Spirits are still high as we hike into the woods. We haven't seen any frothing rodents all day, so we're hoping they're confined to the urban areas. I will admit I put about five 10mm hollowpoints into a justifiably indignant red squirrel when we first got out of the city. Dude took it like a man and went about his business. Note to self: do not underestimate the squirrels.
We found a good spot and set up camp. My wife helped get our tent in order. A double-thick tarp underneath probably wouldn't actually slow down any rabid voles trying to burrow up into our bodies while we slept, but it made us feel better.
After camp was set up, we decided to hike out a ways and explore the surrounding areas. It turns out they're very pretty. Mission accomplished.
We returned to camp and got a small fire going. Even though it was warm out, the crackling flames were comforting. Also, we were getting pretty hungry. Granola bars and jerky are great trail food, but our tummies required a little more.
Thankfully, I always keep a pack of hot dogs in my wallet for emergencies. My wife complains on laundry day, but I think this proves that it's worth the inconvenience.
Now that our immediate needs were met, we wanted to lay in some larger pieces of firewood to get us through the night.
The hand-powered chainsaw is a handy tool when used by one, but when a whole team gets going with it, it is truly a thing a of beauty. We broke this 4" diameter tree into manageable chunks in no time, and had more than enough wood to keep us comfortable for a good long while.
We were now feeling a little better about ourselves, with hot food in our bellies, a rushing creek nearby and plenty of wood to keep the fire roaring.
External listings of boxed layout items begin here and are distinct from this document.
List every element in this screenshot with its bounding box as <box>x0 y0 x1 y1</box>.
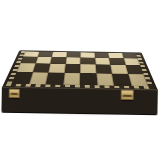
brass-clasp-left-icon <box>9 89 20 98</box>
board-square <box>48 64 65 73</box>
board-squares <box>12 51 149 86</box>
board-square <box>80 73 97 85</box>
case-front-panel <box>1 87 157 116</box>
brass-clasp-right-icon <box>121 90 134 100</box>
board-square <box>64 64 80 73</box>
board-square <box>80 64 96 73</box>
board-square <box>125 65 143 74</box>
board-square <box>63 73 80 85</box>
board-square <box>46 73 65 85</box>
photo-stage <box>0 0 160 160</box>
board-square <box>95 64 112 73</box>
chess-box <box>0 0 160 160</box>
board-lid-top <box>2 50 158 90</box>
We had depleted our drinking water pretty quickly, so we took the filter down to the water and refilled everything. Water tastes a little strange without the chlorine and fluoride and unobtanium our municipal services pump into it, but it was cool and wet.
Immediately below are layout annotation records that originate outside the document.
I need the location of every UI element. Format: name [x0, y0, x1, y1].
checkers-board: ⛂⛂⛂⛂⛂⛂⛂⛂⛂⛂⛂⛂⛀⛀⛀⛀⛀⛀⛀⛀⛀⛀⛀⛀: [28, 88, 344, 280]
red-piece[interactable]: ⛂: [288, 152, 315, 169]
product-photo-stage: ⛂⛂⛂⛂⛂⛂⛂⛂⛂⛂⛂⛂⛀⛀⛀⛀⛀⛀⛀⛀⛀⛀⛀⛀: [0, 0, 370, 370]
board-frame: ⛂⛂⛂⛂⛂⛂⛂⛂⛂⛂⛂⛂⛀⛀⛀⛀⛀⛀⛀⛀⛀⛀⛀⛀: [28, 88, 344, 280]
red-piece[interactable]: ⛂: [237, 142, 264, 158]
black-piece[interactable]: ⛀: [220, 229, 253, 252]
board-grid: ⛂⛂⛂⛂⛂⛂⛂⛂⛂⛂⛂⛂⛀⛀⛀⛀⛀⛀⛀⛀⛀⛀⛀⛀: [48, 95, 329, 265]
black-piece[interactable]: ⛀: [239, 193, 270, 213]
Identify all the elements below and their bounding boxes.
We hadn't seen any more skittering vermin since our arrival, and our terror had started to wane. Maybe we'd overestimated the efficacy of an unholy army of gerbils? Unlikely. Maybe they were simply content to build their empire in the city before they decided to chase the clumsy, oversized primates into the wilderness? Possible. We had no way of knowing. All we could do was to hunker down and hope for the best. We spent the evening around the campfire, telling stories of loves lost and singing sea chanties. We also pulled out some of our Mountain House meals and enjoyed the second hot meal of the day. The fire was going well, but we'd also brought a homemade alcohol stove we'd been wanting to try out.
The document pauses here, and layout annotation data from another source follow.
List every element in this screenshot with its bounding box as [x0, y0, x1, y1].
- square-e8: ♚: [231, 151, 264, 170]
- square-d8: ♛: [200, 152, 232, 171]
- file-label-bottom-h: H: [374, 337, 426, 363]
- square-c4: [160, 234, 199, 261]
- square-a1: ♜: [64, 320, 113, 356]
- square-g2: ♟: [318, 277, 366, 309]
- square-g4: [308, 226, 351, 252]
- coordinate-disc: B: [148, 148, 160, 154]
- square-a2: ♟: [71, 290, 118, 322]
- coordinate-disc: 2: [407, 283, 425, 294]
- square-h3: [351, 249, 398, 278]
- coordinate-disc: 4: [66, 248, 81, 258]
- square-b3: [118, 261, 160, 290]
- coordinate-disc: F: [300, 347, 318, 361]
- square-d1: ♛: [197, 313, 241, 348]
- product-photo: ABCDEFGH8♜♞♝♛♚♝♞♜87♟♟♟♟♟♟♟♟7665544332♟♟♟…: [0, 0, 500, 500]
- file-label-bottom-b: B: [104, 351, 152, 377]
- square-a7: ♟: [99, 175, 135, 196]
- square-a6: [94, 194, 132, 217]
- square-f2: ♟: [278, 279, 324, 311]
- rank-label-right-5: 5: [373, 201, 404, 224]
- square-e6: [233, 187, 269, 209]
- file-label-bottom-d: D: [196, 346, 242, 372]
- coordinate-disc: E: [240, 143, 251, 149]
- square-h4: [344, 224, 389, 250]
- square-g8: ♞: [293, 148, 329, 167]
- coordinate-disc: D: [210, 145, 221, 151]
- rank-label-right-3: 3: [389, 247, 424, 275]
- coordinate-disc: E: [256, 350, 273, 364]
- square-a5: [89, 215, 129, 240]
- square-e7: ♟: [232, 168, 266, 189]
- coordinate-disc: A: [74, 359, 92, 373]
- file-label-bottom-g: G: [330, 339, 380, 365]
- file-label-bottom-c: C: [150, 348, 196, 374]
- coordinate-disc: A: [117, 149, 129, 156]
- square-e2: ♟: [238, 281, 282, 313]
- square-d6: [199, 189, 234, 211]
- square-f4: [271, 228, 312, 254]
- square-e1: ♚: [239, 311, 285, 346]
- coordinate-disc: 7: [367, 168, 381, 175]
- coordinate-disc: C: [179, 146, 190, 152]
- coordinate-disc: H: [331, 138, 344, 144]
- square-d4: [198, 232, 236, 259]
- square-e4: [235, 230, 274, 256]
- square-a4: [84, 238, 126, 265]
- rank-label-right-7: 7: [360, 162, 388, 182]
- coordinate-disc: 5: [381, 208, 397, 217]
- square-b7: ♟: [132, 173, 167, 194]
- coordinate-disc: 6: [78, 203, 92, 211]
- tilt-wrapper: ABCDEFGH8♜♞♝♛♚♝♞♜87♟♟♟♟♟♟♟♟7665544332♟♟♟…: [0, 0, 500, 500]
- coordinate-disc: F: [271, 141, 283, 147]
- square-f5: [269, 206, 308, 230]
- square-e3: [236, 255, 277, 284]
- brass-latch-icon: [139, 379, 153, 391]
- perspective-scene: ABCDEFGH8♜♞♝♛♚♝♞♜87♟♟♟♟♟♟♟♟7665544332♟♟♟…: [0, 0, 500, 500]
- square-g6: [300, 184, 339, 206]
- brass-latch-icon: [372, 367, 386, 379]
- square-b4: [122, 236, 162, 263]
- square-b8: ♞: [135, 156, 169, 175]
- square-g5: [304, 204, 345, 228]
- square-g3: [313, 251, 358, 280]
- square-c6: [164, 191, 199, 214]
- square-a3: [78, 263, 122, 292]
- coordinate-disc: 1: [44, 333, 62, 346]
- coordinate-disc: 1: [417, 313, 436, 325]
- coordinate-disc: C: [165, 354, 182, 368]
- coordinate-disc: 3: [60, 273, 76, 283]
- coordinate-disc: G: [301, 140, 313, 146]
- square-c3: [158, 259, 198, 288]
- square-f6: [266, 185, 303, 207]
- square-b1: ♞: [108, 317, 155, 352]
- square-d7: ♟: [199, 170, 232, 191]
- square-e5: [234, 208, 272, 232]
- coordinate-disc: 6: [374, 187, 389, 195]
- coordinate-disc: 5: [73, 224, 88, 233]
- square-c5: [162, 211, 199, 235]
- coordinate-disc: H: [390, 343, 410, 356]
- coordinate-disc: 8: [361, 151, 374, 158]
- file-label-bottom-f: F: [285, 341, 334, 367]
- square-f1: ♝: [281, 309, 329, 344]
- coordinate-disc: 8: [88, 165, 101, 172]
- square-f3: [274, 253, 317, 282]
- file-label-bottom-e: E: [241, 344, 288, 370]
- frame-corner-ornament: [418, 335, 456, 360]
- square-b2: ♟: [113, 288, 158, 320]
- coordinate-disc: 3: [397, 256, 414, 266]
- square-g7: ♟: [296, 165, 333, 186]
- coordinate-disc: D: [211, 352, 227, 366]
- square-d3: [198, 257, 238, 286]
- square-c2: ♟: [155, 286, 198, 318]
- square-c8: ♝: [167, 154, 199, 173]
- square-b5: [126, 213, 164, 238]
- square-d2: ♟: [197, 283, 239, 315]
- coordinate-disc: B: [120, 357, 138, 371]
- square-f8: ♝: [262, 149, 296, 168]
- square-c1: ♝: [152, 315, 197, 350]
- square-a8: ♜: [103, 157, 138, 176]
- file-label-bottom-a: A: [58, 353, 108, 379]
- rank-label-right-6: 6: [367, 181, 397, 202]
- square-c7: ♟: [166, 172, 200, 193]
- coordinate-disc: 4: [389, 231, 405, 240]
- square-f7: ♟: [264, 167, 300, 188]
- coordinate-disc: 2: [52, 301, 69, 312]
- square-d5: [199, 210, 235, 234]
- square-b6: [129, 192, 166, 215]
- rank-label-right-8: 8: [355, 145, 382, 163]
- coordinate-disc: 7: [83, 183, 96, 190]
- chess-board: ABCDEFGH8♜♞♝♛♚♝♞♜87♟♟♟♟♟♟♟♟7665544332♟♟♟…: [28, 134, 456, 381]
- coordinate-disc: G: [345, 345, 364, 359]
You can't tell, but it's going like gangbusters. It boiled enough water for a 2-serving entree of beef stroganoff in just a few minutes with less than an ounce of fuel.
If you put on your LSD-o-Vision, the flames are suddenly clear and the roaches are UNDER YOUR SKIN GETTHEMOUT GETTHEMOUT! Thankfully, that whole episode passed pretty quickly. Suffice it to say, the stove worked fantastically and I should be more judicious with my toad-licking.
The night passed without incident. We were pretty worried, because I think rodents are nocturnal, but nothing really happened. I got a little turned around in the middle of the night and ended up peeing on Werespaz' bivvy sack, but he was very understanding.
So sorry, dude.
We woke up and got everything packed up to move out to a new site deeper into the woods. Thankfully, we ran into another survivor who informed us that the rodent outbreak had been contained and that we were free to return to our homes. He also mentioned something about not mixing medications, but I was too full of joy to pay that much attention. Once again, humanity has triumphed over the hordes of the furry scourge.
Celebrating the continued position of humanity at the top of the food chain.
We got home and got re-settled into our lives as best we could. Turns out that the program I had thought was the local news was actually a SyFy original movie called "Wombat: The Reckoning". Honest mistake.
Total time bugged out: 24 hours
Participants: Septimus39, Victory, Werespaz, Jordan (Non-ZS), Liz (Non-ZS)
Lessons Learned: Better safe than sorry when it comes to bugging out.